Some U.S.-flag cruise companies are tentatively planning to begin operating next month since their small ships are exempt from the no-sail order issued by the Centers for Disease Control and Prevention (CDC) to halt the spread of Covid-19.
“The CDC order really is not targeted to lines with ships of our size and just operate in the U.S.,” said Charles B. Robertson, president and CEO of American Cruise Lines. “It is specifically for vessels with 250 or more souls on board,” passengers and crew in total.
The CDC no-sail order is in effect until July 24 or until the COVID-19 pandemic is deemed over. American Cruise Lines is looking at a June 20 startup.
“That’s very much dependent on how the situation evolves over next few weeks. If the virus tapers off, we hope it will be the June 20 date. If the virus is still spreading, we’ll of course continue to suspend our operations,” Robertson said in a phone interview.
“It will definitely be a staged approach as we work with the ports and Coast Guard, and on complying with the general CDC order,” he added. “We’re also dealing with public opinion. We want to gradually phase our operation back to full capacity, which will probably take a couple of months.”
American Queen Steamboat Company is looking to resume operating on June 22, 2020, with the American Duchess paddlewheeler, which has a passenger capacity of 166, a crew of 70 “and can operate with no restrictions,” the company said.
American Queen’s larger ships can reduce capacity to fall under the 250-person limit.
“We’ll voluntarily make a nominal temporary modification to the certificated guest and crew allowances on the American Empress, which at capacity accommodates 221 guests and 88 crew,” John Waggoner, founder and CEO of American Queen, wrote in an email to TravelPulse. “We believe we can adequately meet our anticipated ridership, enhance social distancing on board and remain below the CDC’s 250-person onboard guideline articulated in the March 13 and April 9 CDC orders. As ridership increases on these two vessels, we will launch the American Queen and the American Countess, which will make her debut voyage this summer.”
UnCruise Adventures is hoping to launch operations as early as mid-July. “There’s the law and there’s the marketplace,” UnCruise CEO Dan Blanchard said in a phone interview. “Even though the law may say we are free to operate, the marketplace may not be ready.”
UnCruise operates nine small vessels, the largest of which accommodates up to 90 passengers.
These three small, U.S. cruise companies have joined with four other lines to seek federal relief in the form of loan guarantees and regulatory relief.
The new U.S. Small Overnight Passenger Boat Operators Coalition also includes Alaskan Dream Cruises, Blount Small Ship Adventures, The Boat Company and Lindblad Expeditions.

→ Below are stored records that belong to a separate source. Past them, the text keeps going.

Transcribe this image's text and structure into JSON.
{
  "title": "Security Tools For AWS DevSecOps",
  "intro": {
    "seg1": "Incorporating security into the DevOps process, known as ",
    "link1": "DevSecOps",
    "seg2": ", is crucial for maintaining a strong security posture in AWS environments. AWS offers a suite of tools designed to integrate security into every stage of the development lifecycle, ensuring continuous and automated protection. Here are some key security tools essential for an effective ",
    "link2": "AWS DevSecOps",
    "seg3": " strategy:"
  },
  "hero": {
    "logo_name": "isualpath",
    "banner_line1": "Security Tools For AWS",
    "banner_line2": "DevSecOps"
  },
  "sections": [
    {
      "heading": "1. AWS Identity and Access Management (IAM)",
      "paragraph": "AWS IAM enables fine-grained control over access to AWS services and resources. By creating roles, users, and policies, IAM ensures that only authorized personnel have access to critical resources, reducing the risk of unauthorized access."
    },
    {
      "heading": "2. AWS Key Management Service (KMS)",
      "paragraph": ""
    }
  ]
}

“We believe that our U.S. designation, lower capacities and domestic river itineraries are important factors,” Waggoner said. “We employ U.S. citizens, pay U.S. taxes and adhere to U.S. laws, unlike larger, foreign-flagged cruise companies. In addition, our boats are never out of sight of land and with port stops every day, and we have the ability to transport a guest to a U.S. healthcare facility immediately if needed.”
Regardless of what federal assistance is offered, Waggoner said American Queen will weather the pandemic.
“Rest assured our team at American Queen Steamboat Company has the financial resources and resolve to face the challenges that lie ahead,” he said. “American Queen Steamboat Company will sail again, and we hope that our travel agent partners will work with their clients to find the best option for each individual or group.”
Robertson said American Cruise Lines has withdrawn its application for any kind of small-business or paycheck protection loans.
“We’re planning to not utilize the stimulus funding,” he said. “We support the U.S. flag industry and are part of this coalition of U.S. flag lines. … We’ve run models out if we start operating June 20 or Aug. 1 or if we’re not operating at all this year, and in any of those scenarios we’re confident in our position,” Robertson said. “We’ve always kept a strict level of financial discipline, and that’s gotten us through other economic downturns in 2001 and 2008. We’re confident that will get us through this one as well.”
The coalition’s other goal also is to emphasize how the U.S.-flag companies differ from the foreign-incorporated cruise lines operating foreign-flagged mega-ships that have grabbed headlines over the past months.
“Our whole effort is we have to be known separately,” Blanchard said. “We are U.S. crewed, U.S.-flagged, U.S.-built and operating in U.S. waters.”